A&S Trinity Home
Duke Home

Duke University | Howard Hughes Undergraduate Program

Please, Come Take a Walk in My Shoes.......

Posted by Helen Giles on 2009-07-13

In my lab at the Center for Human Genetics under Dr. Ashley Allison Koch, life is quite crazy. I start my day by waking up at about 7:40, rushing through getting ready, to make it to the Howard Hughes classroom by 8:30. Once the group meeting is over, Claire and I take a ten minurte walk to get to our lab across campus. When I first get there, I usually have to put some Taqman plates, which I had made and put on the PCR blocks the day before, on the scanner. Each plate takes the scanner two minutes to run, and then there is some transition time between plates, so depending upon the number of plates I have to run, the scanner can take five to ten minutes or hours. While I wait for the scanner to finish, I usually head downstairs (my lab is actually on the third floor while the scanner and PCR blocks are on the fourth) and either make more plates for more SNPs (I can now make plates for three SNPs at a time) or I can analyze and submit data from plates that I had previously scanned.


Claire and I have about an hour for lunch if we want, so we usually meet with the Howard Hughes class at the LSRC (Levine Science Research Center) café called the Blue Express, go out to lunch with some people from the lab, or just eat packed lunches at the lab. Everyday is slightly different. The rest of the actual working time is spent juggling back-and-forth between making plates, putting them on the PCR blocks, waiting for the scanner to become free, waiting for plates to scan, and nalyzing and submitting data. Sometimes it can feel like a great deal of information to keep track of because every SNP seems to be at a different place in the process, however, as long as I keep current notes about each SNP, I haven’t seemed to have lost myself……………..yet.

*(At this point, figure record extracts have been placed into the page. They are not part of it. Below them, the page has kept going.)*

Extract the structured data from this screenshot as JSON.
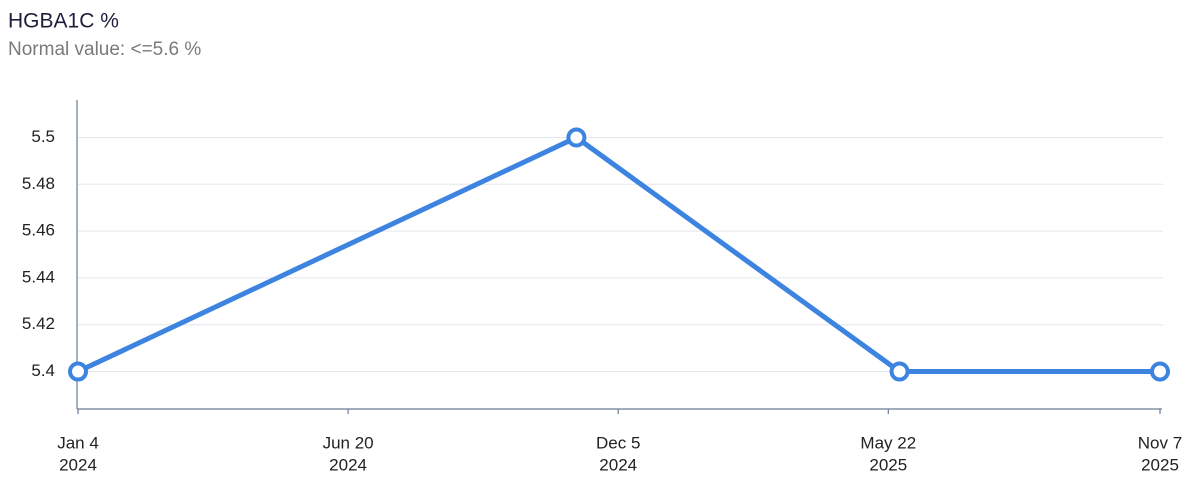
{
  "chart_data": {
    "type": "line",
    "title": "HGBA1C %",
    "subtitle": "Normal value: <=5.6 %",
    "x": [
      "2024-01-04",
      "2024-11-09",
      "2025-05-29",
      "2025-11-07"
    ],
    "series": [
      {
        "name": "HGBA1C %",
        "color": "#3d84e0",
        "values": [
          5.4,
          5.5,
          5.4,
          5.4
        ]
      }
    ],
    "xlim": [
      "2024-01-04",
      "2025-11-07"
    ],
    "xticks": [
      {
        "value": "2024-01-04",
        "label": [
          "Jan 4",
          "2024"
        ]
      },
      {
        "value": "2024-06-20",
        "label": [
          "Jun 20",
          "2024"
        ]
      },
      {
        "value": "2024-12-05",
        "label": [
          "Dec 5",
          "2024"
        ]
      },
      {
        "value": "2025-05-22",
        "label": [
          "May 22",
          "2025"
        ]
      },
      {
        "value": "2025-11-07",
        "label": [
          "Nov 7",
          "2025"
        ]
      }
    ],
    "ylim": [
      5.384,
      5.516
    ],
    "yticks": [
      5.4,
      5.42,
      5.44,
      5.46,
      5.48,
      5.5
    ],
    "grid": true
  }
}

Even though the whole process for one SNP is somewhat long and tedious, it is not that difficult. The actual difficult part comes if there is a problem with the plates made for a SNP. The problem only shows up at the end during the analyzing. Then, the problem has to be diagnosed and a solution has tobe thought of. Usually it involves going back to the beginning, re-making plates, and putting them on the PCR blocks at a higher temperature for fewer cycles to help the primers bond to the DNA better.